With the expansion of apps for both the internetworking operating platform and Android, however, the nature of device management is something of which to be aware. By device management, this means making sure the app works on all of the possible iterations of devices supporting the respective operating system. While the Apple side is isolated to just a few devices (iPhone, iPad, etc.) – and those are distinctly similar in function – the Android side has literally hundreds of potential configurations between the various device types and the individual carrier software.
So, whereas a particular device may work perfectly fine on one carrier’s software configuration, it may fail on another. Keeping track of all of the different device types and configurations and making sure that any apps work equally well in all instances is an ongoing challenge.
Like apps, person to person transfers are also growing in demand, as it gives your mobile member user an immediate way to send money or pay for things wherever they are. Incorporating this feature into your mobile offering should be a hot item for groups wanting to stay ahead of the mobile wave.
Although, P2P has been a hot topic for credit unions for a while, the concept is still taking hold with members. Some credit unions remain leery of it because they aren’t hearing the demand from members in mass. However, this is one of those cases where members don’t know what they’re missing until they try it. Just look at today’s tablet trend. P2P should continue to gain traction as more people get their hands on it and word spreads. The opportunity here for credit unions is to maintain that progressive stance as they attempt to cater toward tech savvy members.
Conversely, high-end smart phones are becoming more common amongst all age groups, even though the lion’s share of the market is still dominated by Gen Y. Of course, credit unions do see the mobile channel as a voice to attract the younger members, but they’re also getting some very positive reinforcement with older members who’ve adopted these features as well, making it an even more proven market. The iPhone has done especially well with older members because of its simplicity and its intuitive interface.
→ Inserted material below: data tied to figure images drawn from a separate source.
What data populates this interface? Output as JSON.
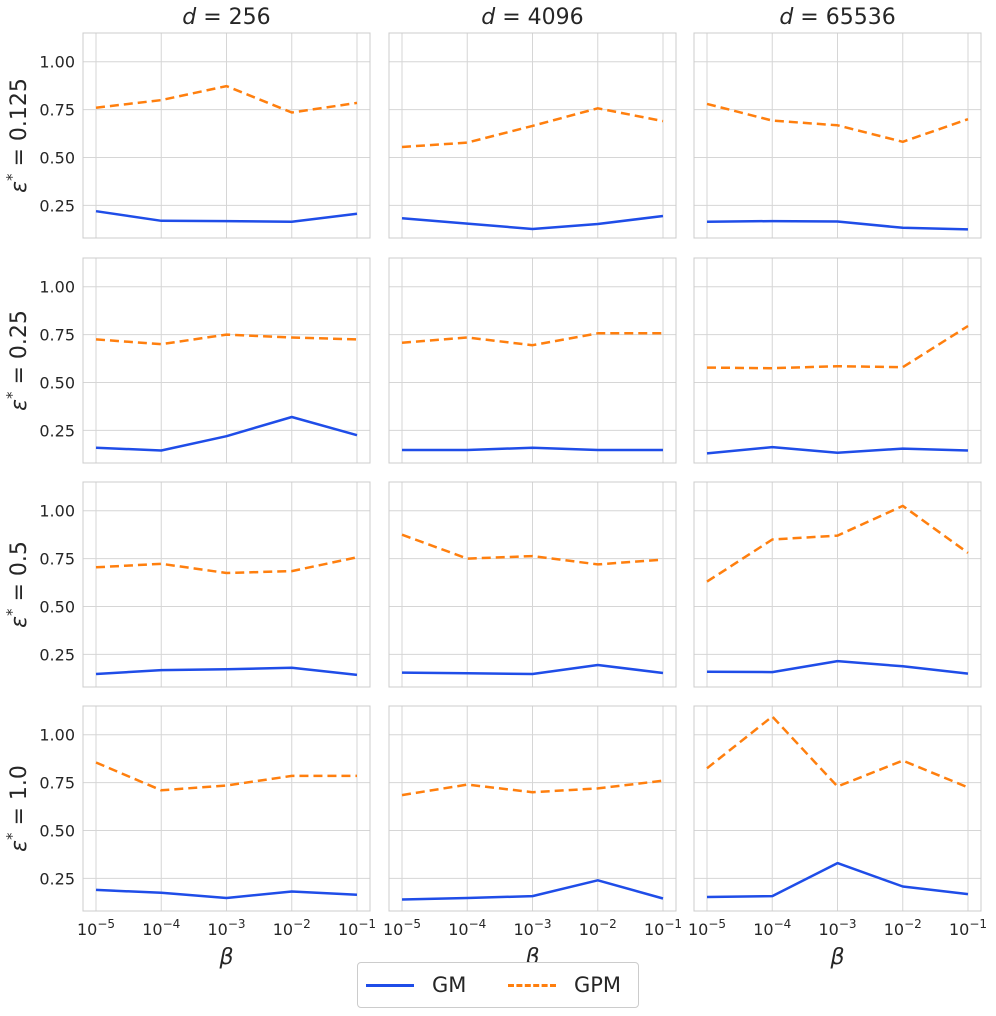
{
  "colors": {
    "gm": "#1f4de8",
    "gpm": "#ff7f0e",
    "grid": "#d6d6d6",
    "frame": "#cccccc",
    "text": "#262626"
  },
  "legend": {
    "gm_label": "GM",
    "gpm_label": "GPM"
  },
  "chart_data": {
    "type": "line",
    "x": [
      1e-05,
      0.0001,
      0.001,
      0.01,
      0.1
    ],
    "x_tick_labels": [
      {
        "base": "10",
        "exp": "−5"
      },
      {
        "base": "10",
        "exp": "−4"
      },
      {
        "base": "10",
        "exp": "−3"
      },
      {
        "base": "10",
        "exp": "−2"
      },
      {
        "base": "10",
        "exp": "−1"
      }
    ],
    "xlabel": "β",
    "xscale": "log",
    "ylim": [
      0.08,
      1.15
    ],
    "yticks": [
      0.25,
      0.5,
      0.75,
      1.0
    ],
    "ytick_labels": [
      "0.25",
      "0.50",
      "0.75",
      "1.00"
    ],
    "grid": true,
    "column_titles": [
      {
        "var": "d",
        "rest": " = 256"
      },
      {
        "var": "d",
        "rest": " = 4096"
      },
      {
        "var": "d",
        "rest": " = 65536"
      }
    ],
    "row_titles": [
      {
        "var": "ε",
        "sup": "*",
        "rest": " = 0.125"
      },
      {
        "var": "ε",
        "sup": "*",
        "rest": " = 0.25"
      },
      {
        "var": "ε",
        "sup": "*",
        "rest": " = 0.5"
      },
      {
        "var": "ε",
        "sup": "*",
        "rest": " = 1.0"
      }
    ],
    "panels": [
      [
        {
          "GM": [
            0.22,
            0.17,
            0.168,
            0.165,
            0.207
          ],
          "GPM": [
            0.76,
            0.8,
            0.873,
            0.735,
            0.785
          ]
        },
        {
          "GM": [
            0.183,
            0.155,
            0.127,
            0.153,
            0.195
          ],
          "GPM": [
            0.555,
            0.578,
            0.665,
            0.757,
            0.69
          ]
        },
        {
          "GM": [
            0.165,
            0.168,
            0.166,
            0.133,
            0.125
          ],
          "GPM": [
            0.78,
            0.693,
            0.668,
            0.582,
            0.7
          ]
        }
      ],
      [
        {
          "GM": [
            0.16,
            0.145,
            0.22,
            0.32,
            0.225
          ],
          "GPM": [
            0.725,
            0.7,
            0.75,
            0.735,
            0.725
          ]
        },
        {
          "GM": [
            0.148,
            0.148,
            0.16,
            0.148,
            0.148
          ],
          "GPM": [
            0.708,
            0.735,
            0.695,
            0.757,
            0.757
          ]
        },
        {
          "GM": [
            0.13,
            0.163,
            0.133,
            0.155,
            0.145
          ],
          "GPM": [
            0.578,
            0.575,
            0.585,
            0.58,
            0.795
          ]
        }
      ],
      [
        {
          "GM": [
            0.148,
            0.168,
            0.173,
            0.18,
            0.143
          ],
          "GPM": [
            0.705,
            0.723,
            0.675,
            0.685,
            0.757
          ]
        },
        {
          "GM": [
            0.155,
            0.152,
            0.148,
            0.195,
            0.153
          ],
          "GPM": [
            0.875,
            0.75,
            0.763,
            0.72,
            0.745
          ]
        },
        {
          "GM": [
            0.16,
            0.158,
            0.215,
            0.188,
            0.15
          ],
          "GPM": [
            0.63,
            0.85,
            0.87,
            1.025,
            0.78
          ]
        }
      ],
      [
        {
          "GM": [
            0.19,
            0.175,
            0.148,
            0.182,
            0.165
          ],
          "GPM": [
            0.855,
            0.71,
            0.735,
            0.785,
            0.785
          ]
        },
        {
          "GM": [
            0.14,
            0.148,
            0.158,
            0.24,
            0.145
          ],
          "GPM": [
            0.685,
            0.74,
            0.7,
            0.72,
            0.76
          ]
        },
        {
          "GM": [
            0.153,
            0.158,
            0.33,
            0.208,
            0.168
          ],
          "GPM": [
            0.825,
            1.095,
            0.73,
            0.865,
            0.725
          ]
        }
      ]
    ]
  }
}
If you want to know what technologies to step away from these days, short message service or text banking seems to be losing a bit of steam. Historically, a data plan for phones was an expensive add-on enjoyed only by a select group, while texting had become an inexpensive commodity. Now, the data plan is a standard part of most phone packages with users running on 3G or even 4G networks for speedy data exchange. So with robust versions of mobile banking, either Web-based or within apps becoming more available to members, the nature of having to remember text codes to obtain data or initiate transactions is taking a backseat.
The last point worth noting revolves around the potential integration of third-party features with mobile banking. The advice here would be to have a clear understanding of what you are buying and expect to get from the provider. Are you buying a true defined app or only a series of Web service calls where the actual user interface still needs to be created by someone else? The road to app land is littered with misunderstandings. Having multiple parties involved requires coordination and a lot of additional deployment time.
If you are still unsure how to approach mobile for your membership, the best advice would be to talk to them directly about what it is they want available in mobile banking. A general survey with members will help your credit union have a clear picture of what items are must-haves versus rarely used extras. Start with those major transaction types.
Remember, simply having the ability to display balances, display transaction history, do transfers, and pay bills covers 98% of what members will want to do daily. You can expand the product later to provide members with new features – such as fee generators like P2P.